07.22.20

McConnell Defends Free Expression and Civil Discourse in America

‘America has always prized the spirit of the First Amendment. We citizens must want to protect an open, civil discourse; a true marketplace of ideas.’

WASHINGTON, D.C. – U.S. Senate Majority Leader Mitch McConnell (R-KY) delivered the following remarks today on the Senate floor regarding freedom of expression:

“Since the spring, our nation has engaged in important conversations about racial justice in policing.

“Most people understand that continuing our nation’s tremendous progress toward justice does not mean battling against American principles or American history. Progress means fulfilling our values, not attacking them.

“And yet, a group of radicals have latched onto this moment to say we should repudiate our country itself.

“Mobs have dragged statues of Washington, Jefferson, and Grant through the dirt. And in parallel, inside many elite institutions, self-styled intellectuals say we should similarly discard the basic principles they fought for.

“One of the key pillars of our nation is the rule of law. In a civilized society, the same laws need to apply to everyone.

“The times our nation has fallen short on this score, particularly for all the years when Black Americans were completely denied the equal protections of law, it has been to our great shame.

“This has been central to the cause of civil rights. There’s a reason the Fourteenth Amendment insists on “the equal protection of the laws.”

“And yet, in recent months, local leaders have violated this basic tenet. As riots rocked major cities, we saw politicians decline to act. They seemed to fear far-left critique more than looting and chaos. And we saw the uneven application of other rules, like when mayors cheered on mass demonstrations but continued to prohibit religious gatherings.

“That is the rule of law in jeopardy.

“Of course, that last example is also a First Amendment issue. And the freedom of expression itself is another principle that’s come under threat.

“As I said a few weeks back, this goes deeper than just constitutional law. America has always prized the spirit of the First Amendment. We citizens must want to protect an open, civil discourse; a true marketplace of ideas.

“But lately, the political left has embraced something totally different.

“Today’s far left is not interested in winning debates with better arguments. They prefer to shut down debate altogether. They don’t try to win the contest, they just harangue the referees to stop the game.

“If they don’t like an op-ed, they want it unpublished. If they don’t like a tweet, they want to track down the author and get them fired. If they don’t like a tenured professor, they throw around Orwellian accusations that his or her ideas make them feel unsafe.

“This hostile culture is getting results. According to one brand-new survey, it is only far-left Americans who do not feel compelled to self-censor their views because of a hostile climate. Everyone but the far left feels the threat.

“And 50 percent of self-identified strong liberals say that simply contributing to the Republican presidential candidate ought to be a fireable offense for a business leader.

“In this country?

“We recently saw the New York Times apologized for publishing a straightforward policy argument from a U.S. Senator.

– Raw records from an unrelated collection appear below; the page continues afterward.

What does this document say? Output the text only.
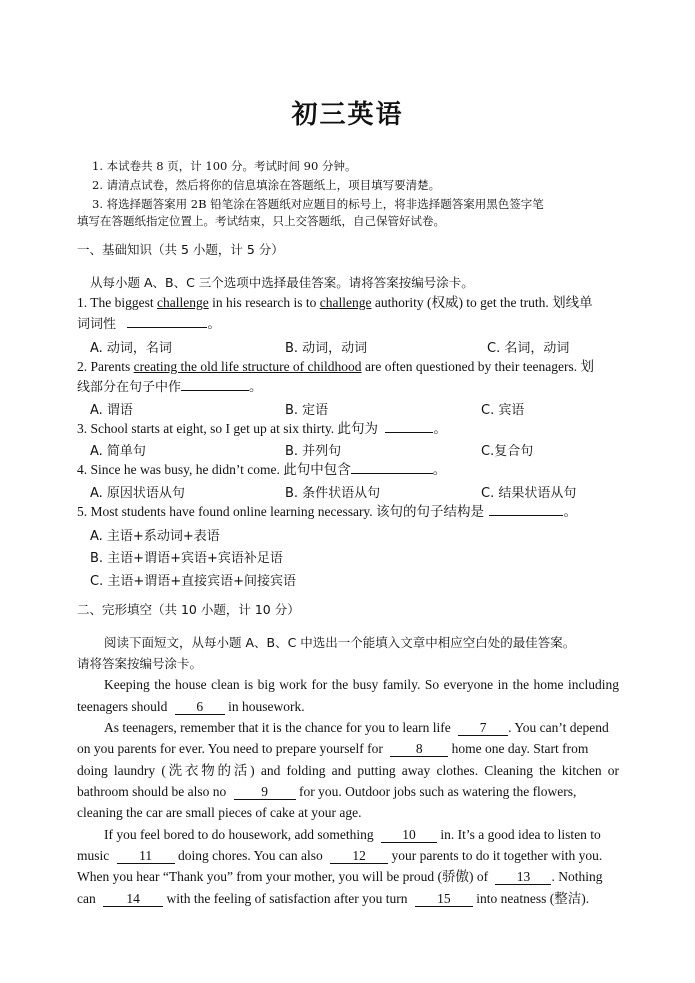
初三英语
1. 本试卷共 8 页，计 100 分。考试时间 90 分钟。
2. 请清点试卷，然后将你的信息填涂在答题纸上，项目填写要清楚。
3. 将选择题答案用 2B 铅笔涂在答题纸对应题目的标号上，将非选择题答案用黑色签字笔
填写在答题纸指定位置上。考试结束，只上交答题纸，自己保管好试卷。
一、基础知识（共 5 小题，计 5 分）
从每小题 A、B、C 三个选项中选择最佳答案。请将答案按编号涂卡。
1. The biggest challenge in his research is to challenge authority (权威) to get the truth. 划线单
词词性	。
A. 动词，名词	B. 动词，动词	C. 名词，动词
2. Parents creating the old life structure of childhood are often questioned by their teenagers. 划
线部分在句子中作	。
A. 谓语	B. 定语	C. 宾语
3. School starts at eight, so I get up at six thirty. 此句为	。
A. 简单句	B. 并列句	C.复合句
4. Since he was busy, he didn’t come. 此句中包含	。
A. 原因状语从句	B. 条件状语从句	C. 结果状语从句
5. Most students have found online learning necessary. 该句的句子结构是	。
A. 主语+系动词+表语
B. 主语+谓语+宾语+宾语补足语
C. 主语+谓语+直接宾语+间接宾语
二、完形填空（共 10 小题，计 10 分）
阅读下面短文，从每小题 A、B、C 中选出一个能填入文章中相应空白处的最佳答案。
请将答案按编号涂卡。
Keeping the house clean is big work for the busy family. So everyone in the home including
teenagers should 6 in housework.
As teenagers, remember that it is the chance for you to learn life 7 . You can’t depend
on you parents for ever. You need to prepare yourself for 8 home one day. Start from
doing laundry (洗衣物的活) and folding and putting away clothes. Cleaning the kitchen or
bathroom should be also no 9 for you. Outdoor jobs such as watering the flowers,
cleaning the car are small pieces of cake at your age.
If you feel bored to do housework, add something 10 in. It’s a good idea to listen to
music 11 doing chores. You can also 12 your parents to do it together with you.
When you hear “Thank you” from your mother, you will be proud (骄傲) of 13 . Nothing
can 14 with the feeling of satisfaction after you turn 15 into neatness (整洁).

Since, an editorial staffer resigned from the paper because even center-left opinions were not liberal enough and led to her constant harassment.

“You see, the safe spaces only ever go in one direction.

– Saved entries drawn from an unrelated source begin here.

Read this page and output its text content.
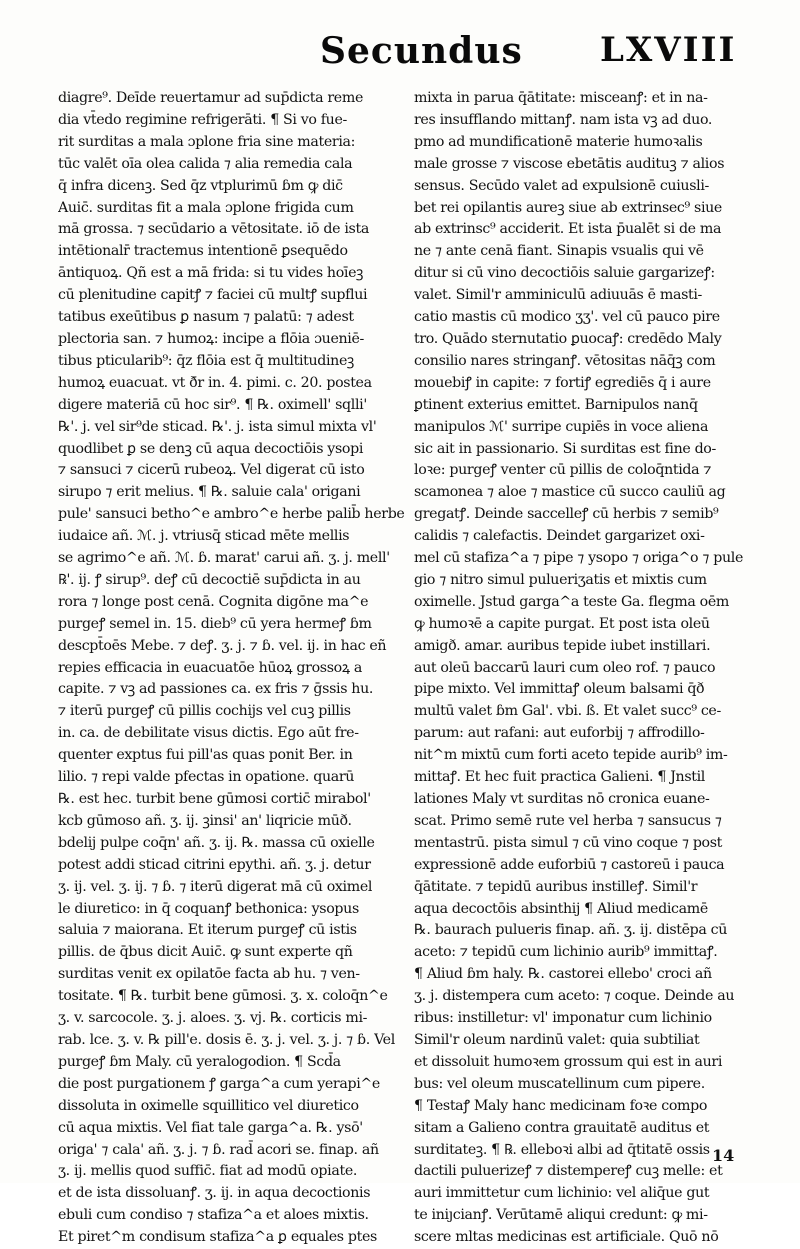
Secundus LXVIII
diagre⁹. Deīde reuertamur ad sup̄dicta reme
dia vt̄edo regimine refrigerāti. ¶ Si vo fue-
rit surditas a mala ɔplone fria sine materia:
tūc valēt oīa olea calida ⁊ alia remedia cala
q̄ infra dicenꝫ. Sed q̄z vtplurimū ɓm ꝙ dic̄
Auic̄. surditas fit a mala ɔplone frigida cum
mā grossa. ⁊ secūdario a vētositate. iō de ista
intētionalr̄ tractemus intentionē ꝑsequēdo
āntiquoꝝ. Qñ est a mā frida: si tu vides hoīeꝫ
cū plenitudine capitꝭ ⁊ faciei cū multꝭ supflui
tatibus exeūtibus ꝑ nasum ⁊ palatū: ⁊ adest
plectoria san. ⁊ humoꝝ: incipe a flōia ɔueniē-
tibus pticularib⁹: q̄z flōia est q̄ multitudineꝫ
humoꝝ euacuat. vt ð̄r in. 4. pimi. c. 20. postea
digere materiā cū hoc sir⁹. ¶ ℞. oximell' sqlli'
℞'. j. vel sir⁹de sticad. ℞'. j. ista simul mixta vl'
quodlibet ꝑ se denꝫ cū aqua decoctiōis ysopi
⁊ sansuci ⁊ cicerū rubeoꝝ. Vel digerat cū isto
sirupo ⁊ erit melius. ¶ ℞. saluie cala' origani
pule' sansuci betho^e ambro^e herbe palib̄ herbe
iudaice añ. ℳ. j. vtriusq̄ sticad mēte mellis
se agrimo^e añ. ℳ. ɓ. marat' carui añ. ʒ. j. mell'
℞'. ij. ꝭ sirup⁹. deꝭ cū decoctiē sup̄dicta in au
rora ⁊ longe post cenā. Cognita digōne ma^e
purgeꝭ semel in. 15. dieb⁹ cū yera hermeꝭ ɓm
descpt̄oēs Mebe. ⁊ deꝭ. ʒ. j. ⁊ ɓ. vel. ij. in hac eñ
repies efficacia in euacuatōe hūoꝝ grossoꝝ a
capite. ⁊ vꝫ ad passiones ca. ex fris ⁊ ḡssis hu.
⁊ iterū purgeꝭ cū pillis cochijs vel cuꝫ pillis
in. ca. de debilitate visus dictis. Ego aūt fre-
quenter exptus fui pill'as quas ponit Ber. in
lilio. ⁊ repi valde pfectas in opatione. quarū
℞. est hec. turbit bene gūmosi cortic̄ mirabol'
kcb gūmoso añ. ʒ. ij. ꝫinsi' an' liqricie mūð.
bdelij pulpe coq̄n' añ. ʒ. ij. ℞. massa cū oxielle
potest addi sticad citrini epythi. añ. ʒ. j. detur
ʒ. ij. vel. ʒ. ij. ⁊ ɓ. ⁊ iterū digerat mā cū oximel
le diuretico: in q̄ coquanꝭ bethonica: ysopus
saluia ⁊ maiorana. Et iterum purgeꝭ cū istis
pillis. de q̄bus dicit Auic̄. ꝙ sunt experte qñ
surditas venit ex opilatōe facta ab hu. ⁊ ven-
tositate. ¶ ℞. turbit bene gūmosi. ʒ. x. coloq̄n^e
ʒ. v. sarcocole. ʒ. j. aloes. ʒ. vj. ℞. corticis mi-
rab. lce. ʒ. v. ℞ pill'e. dosis ē. ʒ. j. vel. ʒ. j. ⁊ ɓ. Vel
purgeꝭ ɓm Maly. cū yeralogodion. ¶ Scd̄a
die post purgationem ꝭ garga^a cum yerapi^e
dissoluta in oximelle squillitico vel diuretico
cū aqua mixtis. Vel fiat tale garga^a. ℞. ysō'
origa' ⁊ cala' añ. ʒ. j. ⁊ ɓ. rad̄ acori se. finap. añ
ʒ. ij. mellis quod suffic̄. fiat ad modū opiate.
et de ista dissoluanꝭ. ʒ. ij. in aqua decoctionis
ebuli cum condiso ⁊ stafiza^a et aloes mixtis.
Et piret^m condisum stafiza^a ꝑ equales ptes
mixta in parua q̄ātitate: misceanꝭ: et in na-
res insufflando mittanꝭ. nam ista vꝫ ad duo.
pmo ad mundificationē materie humoꝛalis
male grosse ⁊ viscose ebetātis audituꝫ ⁊ alios
sensus. Secūdo valet ad expulsionē cuiusli-
bet rei opilantis aureꝫ siue ab extrinsec⁹ siue
ab extrinsc⁹ acciderit. Et ista p̄ualēt si de ma
ne ⁊ ante cenā fiant. Sinapis vsualis qui vē
ditur si cū vino decoctiōis saluie gargarizeꝭ:
valet. Simil'r amminiculū adiuuās ē masti-
catio mastis cū modico ʒʒ'. vel cū pauco pire
tro. Quādo sternutatio ꝑuocaꝭ: credēdo Maly
consilio nares stringanꝭ. vētositas nāq̄ꝫ com
mouebiꝭ in capite: ⁊ fortiꝭ egrediēs q̄ i aure
ꝑtinent exterius emittet. Barnipulos nanq̄
manipulos ℳ' surripe cupiēs in voce aliena
sic ait in passionario. Si surditas est fine do-
loꝛe: purgeꝭ venter cū pillis de coloq̄ntida ⁊
scamonea ⁊ aloe ⁊ mastice cū succo cauliū ag
gregatꝭ. Deinde saccelleꝭ cū herbis ⁊ semib⁹
calidis ⁊ calefactis. Deindet gargarizet oxi-
mel cū stafiza^a ⁊ pipe ⁊ ysopo ⁊ origa^o ⁊ pule
gio ⁊ nitro simul pulueriʒatis et mixtis cum
oximelle. Jstud garga^a teste Ga. flegma oēm
ꝙ humoꝛē a capite purgat. Et post ista oleū
amigð. amar. auribus tepide iubet instillari.
aut oleū baccarū lauri cum oleo rof. ⁊ pauco
pipe mixto. Vel immittaꝭ oleum balsami q̄ð
multū valet ɓm Gal'. vbi. ß. Et valet succ⁹ ce-
parum: aut rafani: aut euforbij ⁊ affrodillo-
nit^m mixtū cum forti aceto tepide aurib⁹ im-
mittaꝭ. Et hec fuit practica Galieni. ¶ Jnstil
lationes Maly vt surditas nō cronica euane-
scat. Primo semē rute vel herba ⁊ sansucus ⁊
mentastrū. pista simul ⁊ cū vino coque ⁊ post
expressionē adde euforbiū ⁊ castoreū i pauca
q̄ātitate. ⁊ tepidū auribus instilleꝭ. Simil'r
aqua decoctōis absinthij ¶ Aliud medicamē
℞. baurach pulueris finap. añ. ʒ. ij. distēpa cū
aceto: ⁊ tepidū cum lichinio aurib⁹ immittaꝭ.
¶ Aliud ɓm haly. ℞. castorei ellebo' croci añ
ʒ. j. distempera cum aceto: ⁊ coque. Deinde au
ribus: instilletur: vl' imponatur cum lichinio
Simil'r oleum nardinū valet: quia subtiliat
et dissoluit humoꝛem grossum qui est in auri
bus: vel oleum muscatellinum cum pipere.
¶ Testaꝭ Maly hanc medicinam foꝛe compo
sitam a Galieno contra grauitatē auditus et
surditateꝫ. ¶ ℞. elleboꝛi albi ad q̄titatē ossis
dactili puluerizeꝭ ⁊ distempereꝭ cuꝫ melle: et
auri immittetur cum lichinio: vel aliq̄ue gut
te iniȷcianꝭ. Verūtamē aliqui credunt: ꝙ mi-
scere mltas medicinas est artificiale. Quō nō
14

“On elite campuses, such as Princeton, we see faculty turning on their tenured colleagues, and even administrators weighing in, to chastise people with unpopular views.

“We see online platforms such as Facebook threatening to ban political advertising altogether, chilling our democracy, because far-left employees and outside pressure groups berate them for letting diverse speakers use their platform.

“Even at a time when there is significant appetite in Congress to take a second look at the legal protections afforded to these supposedly neutral platforms, they still contemplate giving an angry minority of agitators a veto over Americans’ political speech.

“The author Salman Rushdie, who was himself threatened with death for controversial speech, once said this: “Two things form the bedrock of any open society: freedom of expression and the rule of law. If you don’t have those things, you don’t have a free country.”

“Free expression and the rule of law. Exactly the two things we’ve seen eroded in recent months.

“Rushdie recently signed an open letter with other intellectuals, many liberals, sounding the alarm on this cultural poison.

“Editors are fired,” they wrote, “books are withdrawn… journalists are barred from writing on certain topics… professors are investigated… steadily narrow[ing] the boundaries of what can be said without the threat of reprisal.”

“You can guess what happened next. The grievance-industrial complex came after the letter itself. The authors were accused of advancing bigotry. And the cycle of nonsense started all over again.

“The United States of America needs free speech. We need free expression. And all of us, from all perspectives, need the courage to speak up and defend it.”